Saturday, April 17, 2010

Eyjafjallajökull Eruption: Two Years, Last Time

"Experts: No end to volcano ash in sight"
CNN (April 16, 2010)

"Weather experts predicted Friday that a volcanic ash causing chaos to air traffic across Europe would affect the region well into the weekend and possibly beyond as the dust cloud continued to spread.

"Scientists said it was too soon to predict when the Eyjafjallajökull volcano in Iceland would cease spewing ash, raising the prospect of thousands more grounded flights in coming days...."

"...He said if the volcano in Iceland volcano continues to spew ash at the same rate, disruption would continue. If the ash ejections lessen combined with weakening winds, conditions could improve through the weekend

"The UK's Met Office said Eyjafjallajökull was now releasing ash in 'pulses' rather than a steady plume, but scientists say it is too early to predict how long the eruption would last. The volcano's last major eruption in 1821 lasted for two years...."

I'm glad I'm not one of the folks whose travel plans were upset by the Eyjafjallajökull eruption.

Eyja- - - How do You Pronounce That?

"...NPR librarian Kee Malesky checked with Iceland's embassy in Washington and came away with this: 'AY-yah-fyah-lah-YOH-kuul.'..."
Works for me. That's a sound approach, by the way: taking a question to someone who's likely to know the answer.

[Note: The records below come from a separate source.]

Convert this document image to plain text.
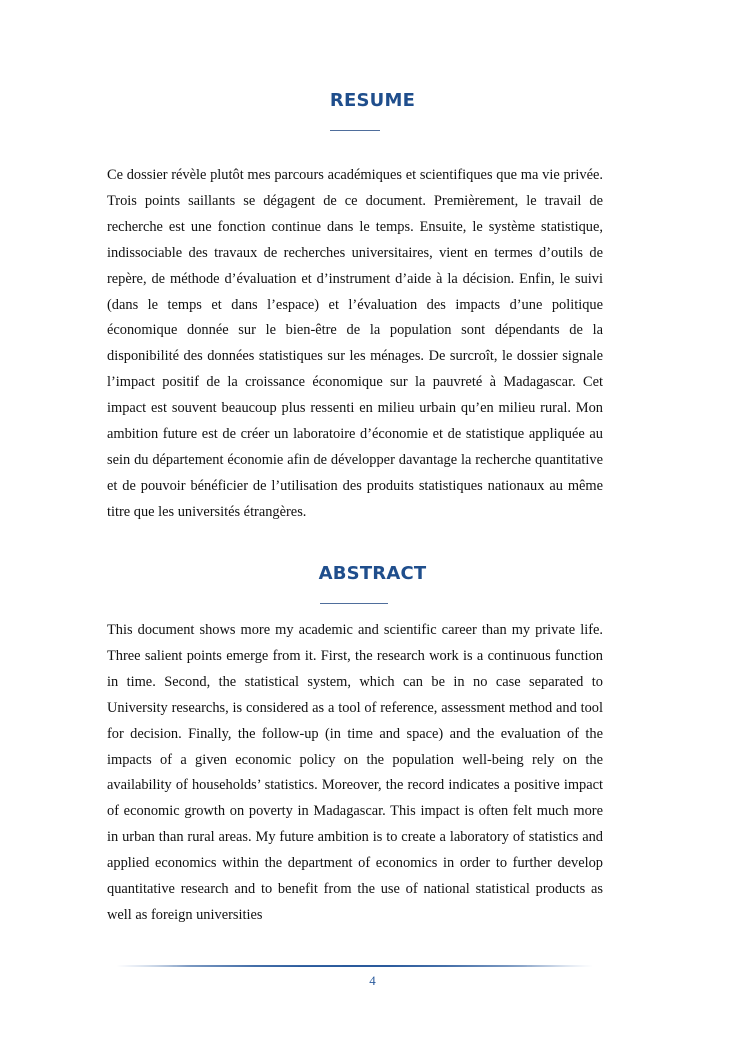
RESUME

Ce dossier révèle plutôt mes parcours académiques et scientifiques que ma vie privée. Trois points saillants se dégagent de ce document. Premièrement, le travail de recherche est une fonction continue dans le temps. Ensuite, le système statistique, indissociable des travaux de recherches universitaires, vient en termes d’outils de repère, de méthode d’évaluation et d’instrument d’aide à la décision. Enfin, le suivi (dans le temps et dans l’espace) et l’évaluation des impacts d’une politique économique donnée sur le bien-être de la population sont dépendants de la disponibilité des données statistiques sur les ménages. De surcroît, le dossier signale l’impact positif de la croissance économique sur la pauvreté à Madagascar. Cet impact est souvent beaucoup plus ressenti en milieu urbain qu’en milieu rural. Mon ambition future est de créer un laboratoire d’économie et de statistique appliquée au sein du département économie afin de développer davantage la recherche quantitative et de pouvoir bénéficier de l’utilisation des produits statistiques nationaux au même titre que les universités étrangères.

ABSTRACT

This document shows more my academic and scientific career than my private life. Three salient points emerge from it. First, the research work is a continuous function in time. Second, the statistical system, which can be in no case separated to University researchs, is considered as a tool of reference, assessment method and tool for decision. Finally, the follow-up (in time and space) and the evaluation of the impacts of a given economic policy on the population well-being rely on the availability of households’ statistics. Moreover, the record indicates a positive impact of economic growth on poverty in Madagascar. This impact is often felt much more in urban than rural areas. My future ambition is to create a laboratory of statistics and applied economics within the department of economics in order to further develop quantitative research and to benefit from the use of national statistical products as well as foreign universities

4
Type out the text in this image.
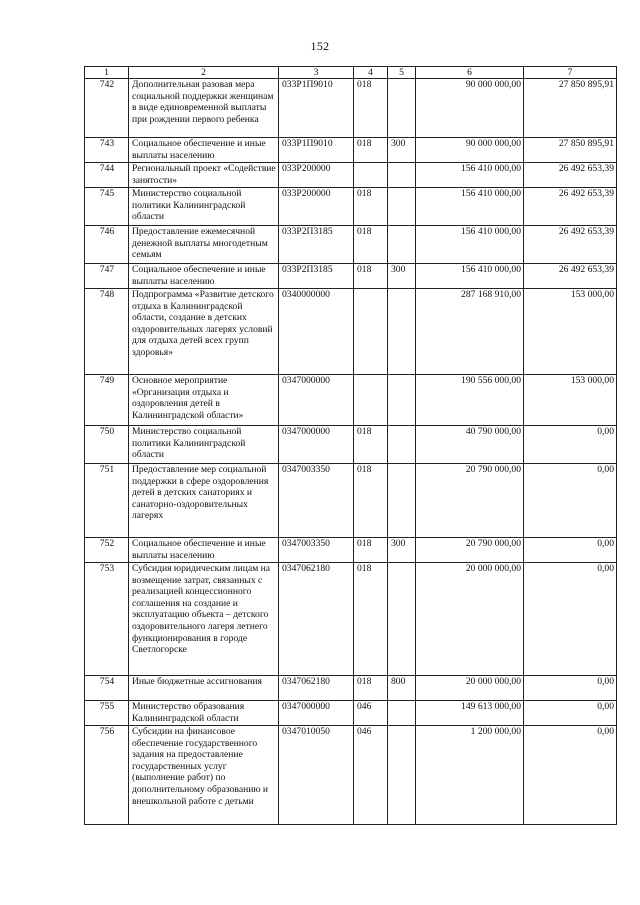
152
1	2	3	4	5	6	7
742	Дополнительная разовая мера социальной поддержки женщинам в виде единовременной выплаты при рождении первого ребенка	033Р1П9010	018		90 000 000,00	27 850 895,91
743	Социальное обеспечение и иные выплаты населению	033Р1П9010	018	300	90 000 000,00	27 850 895,91
744	Региональный проект «Содействие занятости»	033Р200000			156 410 000,00	26 492 653,39
745	Министерство социальной политики Калининградской области	033Р200000	018		156 410 000,00	26 492 653,39
746	Предоставление ежемесячной денежной выплаты многодетным семьям	033Р2П3185	018		156 410 000,00	26 492 653,39
747	Социальное обеспечение и иные выплаты населению	033Р2П3185	018	300	156 410 000,00	26 492 653,39
748	Подпрограмма «Развитие детского отдыха в Калининградской области, создание в детских оздоровительных лагерях условий для отдыха детей всех групп здоровья»	0340000000			287 168 910,00	153 000,00
749	Основное мероприятие «Организация отдыха и оздоровления детей в Калининградской области»	0347000000			190 556 000,00	153 000,00
750	Министерство социальной политики Калининградской области	0347000000	018		40 790 000,00	0,00
751	Предоставление мер социальной поддержки в сфере оздоровления детей в детских санаториях и санаторно-оздоровительных лагерях	0347003350	018		20 790 000,00	0,00
752	Социальное обеспечение и иные выплаты населению	0347003350	018	300	20 790 000,00	0,00
753	Субсидия юридическим лицам на возмещение затрат, связанных с реализацией концессионного соглашения на создание и эксплуатацию объекта – детского оздоровительного лагеря летнего функционирования в городе Светлогорске	0347062180	018		20 000 000,00	0,00
754	Иные бюджетные ассигнования	0347062180	018	800	20 000 000,00	0,00
755	Министерство образования Калининградской области	0347000000	046		149 613 000,00	0,00
756	Субсидии на финансовое обеспечение государственного задания на предоставление государственных услуг (выполнение работ) по дополнительному образованию и внешкольной работе с детьми	0347010050	046		1 200 000,00	0,00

Volcanoes, Ash, Inconvenience and the End of the World

Somebody's probably working on the next best-selling 'and we're all gonna die because - - -' book that includes the Eyjafjallajökull eruption, the earthquakes in China, Chile and Haiti, and maybe something about Nostradamus and the stock market.

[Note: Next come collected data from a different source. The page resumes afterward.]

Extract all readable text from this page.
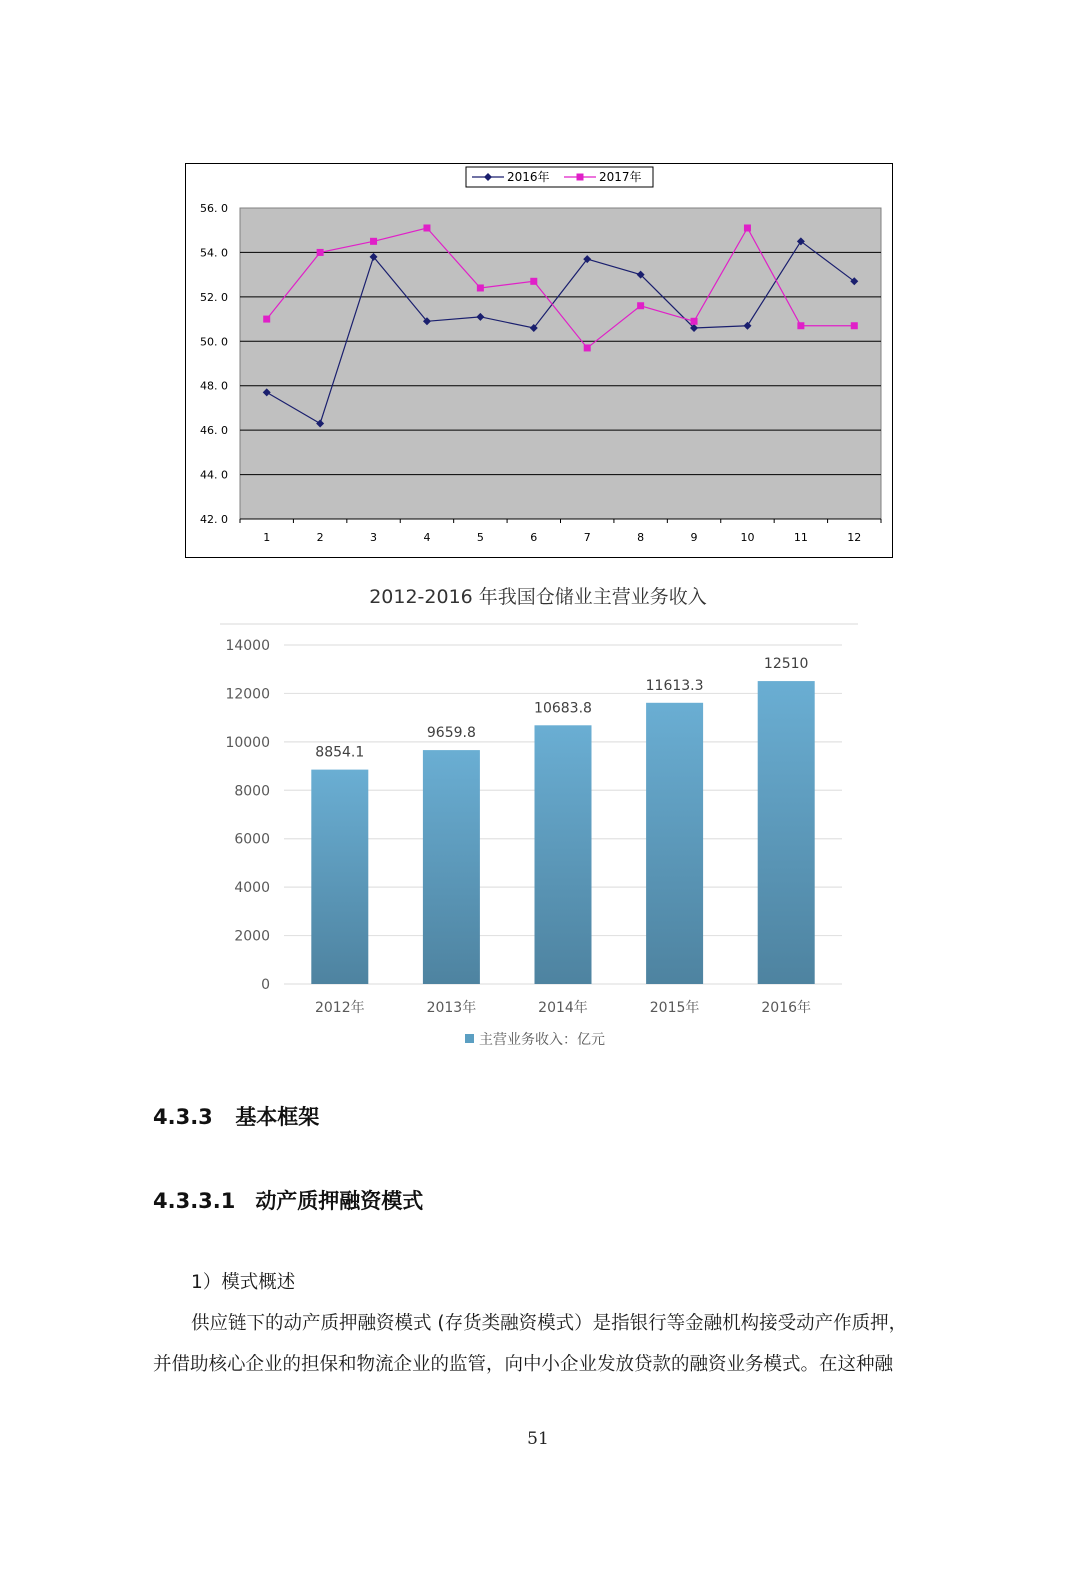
42. 0
44. 0
46. 0
48. 0
50. 0
52. 0
54. 0
56. 0
1	2	3	4	5	6	7	8	9	10	11	12
2016年	2017年
2012-2016 年我国仓储业主营业务收入
0
2000
4000
6000
8000
10000
12000
14000
8854.1
2012年
9659.8
2013年
10683.8
2014年
11613.3
2015年
12510
2016年
主营业务收入：亿元
4.3.3 基本框架
4.3.3.1 动产质押融资模式
1）模式概述
供应链下的动产质押融资模式 (存货类融资模式）是指银行等金融机构接受动产作质押，
并借助核心企业的担保和物流企业的监管，向中小企业发放贷款的融资业务模式。在这种融
51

Although I'm pretty sure that folks in Europe are in for some unpleasantness, I really don't think that we're looking at 'the end of the world,' or even 'the end of civilization as we know it.'

Or, looking at things another way, we are looking at 'the end of civilization as we know it,' and have been all my life. I remember the fifties. The sixties were different. Then came the seventies: and Western civilization survived Disco.

The point is: change happens. 'Civilization as we know it' keeps changing: so yes, what we're used to right now will be gone in a few days. At the rate things have been changing recently, a year from now we'll have seen quite noticeable changes. Ten years from now, Intel's neural interface may start hitting the market.

Yeah, change happens.

The Eyjafjallajökull Eruption: In Perspective

We live on a planet where it's not, on a geologic time scale, all that unusual for a volcano to blast a hole in a glacier and scatter ash over a non-trivial fraction of the globe. The glacier is a little special, actually: We're either in, or coming out of, one of Earth's periods of continental glaciation. Earth's had about seven of those, so far. (March 24, 2010)

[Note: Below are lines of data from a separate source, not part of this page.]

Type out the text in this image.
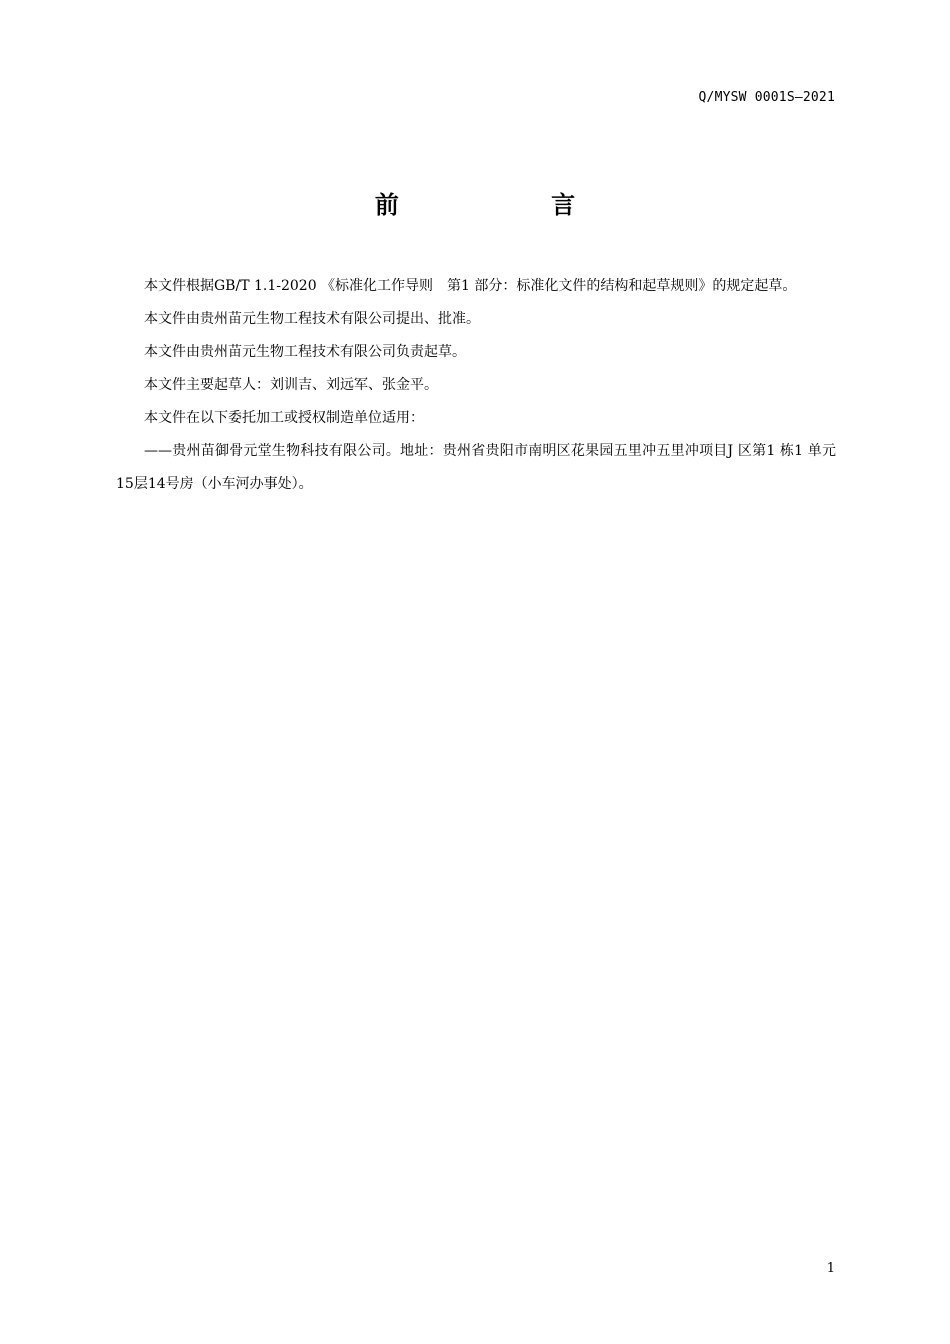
Q/MYSW 0001S—2021
前 言

本文件根据GB/T 1.1-2020 《标准化工作导则　第1 部分：标准化文件的结构和起草规则》的规定起草。

本文件由贵州苗元生物工程技术有限公司提出、批准。

本文件由贵州苗元生物工程技术有限公司负责起草。

本文件主要起草人：刘训吉、刘远军、张金平。

本文件在以下委托加工或授权制造单位适用：

——贵州苗御骨元堂生物科技有限公司。地址：贵州省贵阳市南明区花果园五里冲五里冲项目J 区第1 栋1 单元15层14号房（小车河办事处）。

1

The Eyjafjallajökull eruption, though, is a rather modest affair: compared to events like the periodic Yellowstone caldera blowout. Then there were the eruption(s) that left the Deccan Traps.

I think it's a good idea for folks to think about how to deal with volcanic ash in the water supply. But I'm not exactly overwrought about the perilous plight of delicate little 'Mother Nature.' She's a tough old mother.